Inspiration Gallery #14 | Chalet Chic

Last night I drove my kid to and from volleyball practice in what most people (who aren't Canadians*) might call a small blizzard.  By the time we arrived home, there was six inches of snow in my driveway waiting for my attention.  Joy.  But out there shoveling in the stillness, with nothing but my own breathing in my ears and the scraping of the shovel and the snowflakes taking their leisurely time drifting to the ground for company, I took a moment to appreciate all the loveliness of winter.  Gawd I love the snow, even sometimes** when I'm knee-deep shoveling it.

While I just enjoy the peacefulness of the season, Daryn gets all misty and nostalgic for skiing.  For the love of skiing.  It's been more than a while since he hit the hills with any kind of ferocity, but this kind of weather ~ all this fresh powder! ~ makes him wistful and starry-eyed about strapping two toothpicks to his feet and throwing himself off a mountain.  I don't share his love of skiing (reference my description in the previous sentence for the gist of my personal feelings on the matter) but I DO have a healthy respect for après ski.  I looooove après ski, especially in beautifully designed, beautifully decorated ski chalets.  So in celebration of the season and of the new snowfall, this Inspiration Gallery is dedicated to all things chalet chic.  Enjoy the tour!

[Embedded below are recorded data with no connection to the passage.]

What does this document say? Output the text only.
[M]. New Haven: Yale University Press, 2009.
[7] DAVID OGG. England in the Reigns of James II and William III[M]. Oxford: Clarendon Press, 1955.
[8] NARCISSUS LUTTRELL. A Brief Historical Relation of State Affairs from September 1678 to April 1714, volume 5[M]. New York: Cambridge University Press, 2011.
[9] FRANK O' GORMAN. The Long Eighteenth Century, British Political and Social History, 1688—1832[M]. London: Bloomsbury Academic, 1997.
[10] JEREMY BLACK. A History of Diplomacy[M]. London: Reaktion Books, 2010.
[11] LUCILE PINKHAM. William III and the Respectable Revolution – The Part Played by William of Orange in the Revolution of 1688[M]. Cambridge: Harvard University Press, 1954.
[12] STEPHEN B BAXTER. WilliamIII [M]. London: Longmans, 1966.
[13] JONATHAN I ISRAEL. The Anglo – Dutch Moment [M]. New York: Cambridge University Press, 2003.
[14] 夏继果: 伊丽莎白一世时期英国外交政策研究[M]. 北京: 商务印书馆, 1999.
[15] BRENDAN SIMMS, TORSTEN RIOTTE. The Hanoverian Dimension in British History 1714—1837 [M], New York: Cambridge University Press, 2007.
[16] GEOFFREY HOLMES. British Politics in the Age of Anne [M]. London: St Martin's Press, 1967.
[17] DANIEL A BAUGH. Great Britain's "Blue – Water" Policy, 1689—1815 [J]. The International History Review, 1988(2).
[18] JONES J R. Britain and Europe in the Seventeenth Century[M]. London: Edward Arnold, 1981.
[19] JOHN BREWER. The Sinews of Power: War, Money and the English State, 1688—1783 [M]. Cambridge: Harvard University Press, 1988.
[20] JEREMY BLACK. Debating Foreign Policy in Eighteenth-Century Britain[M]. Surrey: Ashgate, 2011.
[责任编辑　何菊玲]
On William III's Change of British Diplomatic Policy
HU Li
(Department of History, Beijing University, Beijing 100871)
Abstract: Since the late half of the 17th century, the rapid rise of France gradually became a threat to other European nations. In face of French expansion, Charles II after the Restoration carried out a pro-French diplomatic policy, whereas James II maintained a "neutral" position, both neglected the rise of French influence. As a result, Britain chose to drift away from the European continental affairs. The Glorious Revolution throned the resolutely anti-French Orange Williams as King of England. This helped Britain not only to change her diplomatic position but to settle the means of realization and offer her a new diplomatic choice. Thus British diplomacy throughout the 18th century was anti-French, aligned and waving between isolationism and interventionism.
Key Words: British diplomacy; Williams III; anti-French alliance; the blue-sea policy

It's the roaring fireplace that plucks my heartstrings. That, and those funky little stools with the deer legs. This traditional chalet living room just screams "hot toddy" and "woolen socks". All over, love.
via here
The view is spectacular through those windows, but it's the spare furnishings, apex ceiling and natural references that make this room work, and work beautifully.  I could happily not-ski here for weeks at a time!
image by Peter Bennetts, via here
How much do those exposed wooden beams, that fireplace and those linens call to me? Like 9-1-1.
via here
Mid-century modern isn't a flavour I usually associate with ski chalets, but the string-backed chairs and curvilinear coffee table allow the spectacular view take centre stage, while the boxy couches compliment the windows. The fur throws are just the icing on a sweet, sweet cake.
image by Francois Halard, via here
It's not your traditional ski chalet but it definitely works. The clean lines, sleek furnishings and neutral colour palette are restful and comforting, while the pops of colour in the dining chairs and artwork add life to the quiet space.
image by Peter Sellar, via here
The stone fireplace and beamed ceiling are du rigeur for a chalet, but the bold, deep grey on the walls and iron accents give it more character than a traditional chalet. White furniture keeps it crisp while pops of red add additional warmth.
via here
More of a lodge than a chalet, and definitely a villa rather than a single-family home, this venue still offers everything you might want in ski-vacation-decor: low-slung, comfortable furniture, moody lighting, furs and fine appointments, and windows that go on forever.  I {heart}.
from here, via here
Last but certainly not least, this uber-modern chalet is uber-stylish. Black shelving, drapery and accessories add drama, natural wood walls and ceiling keep the room grounded in nature, and the orange couches? Well, THEY are the showstoppers. The cardboard "taxidermy" above the fireplace is the perfect touch of levity to ensure this glamorous room doesn't take itself too seriously. Now I just have to figure out how to get there ASAP ...
via here

* I also consider this to be a blizzard, though I don't intend to denounce my citizenship any time soon.  Many subscribe to the "great white north" version of our national identity; I do not.  I love snow, but mostly from the comfort of my toasty warm house, and I'm not ashamed to admit it: I have no pride around this issue that I'm aware of.  I get cold in temperatures above zero degrees, I don't drink Labatt's beer and I am sort of afraid of beavers!  I AM CANADIAN!!
** "Sometimes" might be an overstatement. "Once or twice" is probably more accurate.